To evaluate the model, this confusion matrix displays how many samples were correctly predicted in each Genetic Origin, giving an idea of which classes performed better or worse. The best performing class was Non-Stiff-Stalk with only 2 incorrect predictions out of 24.

# Calculate class errors
class_errors <- confusion_table %>%
  group_by(Reference) %>%
  summarize(Total = sum(Freq),
            Errors = sum(Freq[Prediction != Reference]),
            ErrorRate = Errors / Total)

# Create an interactive bar chart with gradient color scale
p_error <- ggplot(class_errors, 
            aes(x = Reference, y = ErrorRate, 
                fill = ErrorRate,  # Map fill to ErrorRate
                tooltip = paste0("Class: ", Reference, "<br>",
                                 "Error Rate: ", scales::percent(ErrorRate, accuracy = 0.1)), 
                data_id = Reference)) +
  geom_bar_interactive(stat = "identity", color = "black") +
  scale_fill_gradient(low = "white", high = "red") +  # Gradient from white to red
  labs(x = "Class", y = "Error Rate", title = "Class Error Rates") +
  scale_y_continuous(labels = scales::percent_format(accuracy = 1)) +  # Display y-axis as percentage
  theme(
    plot.title = element_text(face = "bold", hjust = 0.5, size = 18),  # Center title
    axis.title.x = element_text(face = "bold", size = 16),  # Bold axis titles
    axis.title.y = element_text(face = "bold", size = 16),
    axis.text.x = element_text(angle = 45, hjust = 1, face = "bold"),  # Rotate x-axis labels
    axis.text.y = element_text(face = "bold")
  )

# Render the interactive plot with ggiraph
interactive_plot = girafe(ggobj = p_error, 
                           width_svg = 10,
                           height_svg = 7)

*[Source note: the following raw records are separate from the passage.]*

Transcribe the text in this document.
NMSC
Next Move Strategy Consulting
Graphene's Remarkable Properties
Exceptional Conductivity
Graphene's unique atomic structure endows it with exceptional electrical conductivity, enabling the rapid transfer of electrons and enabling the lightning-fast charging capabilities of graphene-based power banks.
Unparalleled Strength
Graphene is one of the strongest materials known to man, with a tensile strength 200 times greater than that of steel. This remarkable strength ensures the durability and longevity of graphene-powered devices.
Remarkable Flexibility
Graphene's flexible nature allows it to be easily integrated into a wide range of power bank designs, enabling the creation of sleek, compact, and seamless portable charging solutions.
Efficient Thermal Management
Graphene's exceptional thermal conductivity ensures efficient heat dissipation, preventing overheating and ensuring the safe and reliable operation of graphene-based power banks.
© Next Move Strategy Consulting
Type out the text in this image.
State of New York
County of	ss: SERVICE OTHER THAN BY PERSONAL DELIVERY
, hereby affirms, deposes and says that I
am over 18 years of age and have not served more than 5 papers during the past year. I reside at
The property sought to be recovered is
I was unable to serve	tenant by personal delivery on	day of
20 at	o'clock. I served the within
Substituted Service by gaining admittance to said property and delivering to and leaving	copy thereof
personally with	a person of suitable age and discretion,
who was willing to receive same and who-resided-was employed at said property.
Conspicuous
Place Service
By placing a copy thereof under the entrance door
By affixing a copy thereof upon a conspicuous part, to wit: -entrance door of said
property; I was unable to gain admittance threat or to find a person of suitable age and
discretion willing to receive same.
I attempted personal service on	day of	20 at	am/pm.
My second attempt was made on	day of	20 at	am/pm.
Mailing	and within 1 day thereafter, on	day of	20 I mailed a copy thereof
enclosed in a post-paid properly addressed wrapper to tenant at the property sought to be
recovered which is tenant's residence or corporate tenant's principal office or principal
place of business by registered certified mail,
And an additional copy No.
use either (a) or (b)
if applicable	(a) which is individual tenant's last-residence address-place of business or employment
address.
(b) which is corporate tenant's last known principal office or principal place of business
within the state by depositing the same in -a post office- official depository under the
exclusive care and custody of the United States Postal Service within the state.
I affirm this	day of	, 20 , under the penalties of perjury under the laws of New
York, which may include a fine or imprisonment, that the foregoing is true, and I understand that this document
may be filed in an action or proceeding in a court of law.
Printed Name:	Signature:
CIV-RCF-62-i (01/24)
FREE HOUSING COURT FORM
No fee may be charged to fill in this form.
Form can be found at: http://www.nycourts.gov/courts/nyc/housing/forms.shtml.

interactive_plot = girafe_options(
  interactive_plot,
  opts_hover(css = "fill:Blue;stroke:black;")
)

interactive_plot

This graph displays the class errors for each Genetic Origin. As seen with the confusion matrix, Mixed has the highest error while Non-Stiff-Stalk has the least. This could be due to the fact that Mixed does not have as many samples as the other classes along with being a combination of all the other Genetic Origins. As a result, the phenotypic measurements vary widely and can get mixed up with other classes.

girafe(
  ggobj = p / p_error,
  width_svg = 10, height_svg = 10
) %>% 
  girafe_options(
    opts_hover(css = "fill:black;")
  )

This last plot allows you to see the relationship between class error and its variance / number of data points. Hover over a bar to see the corresponding cluster.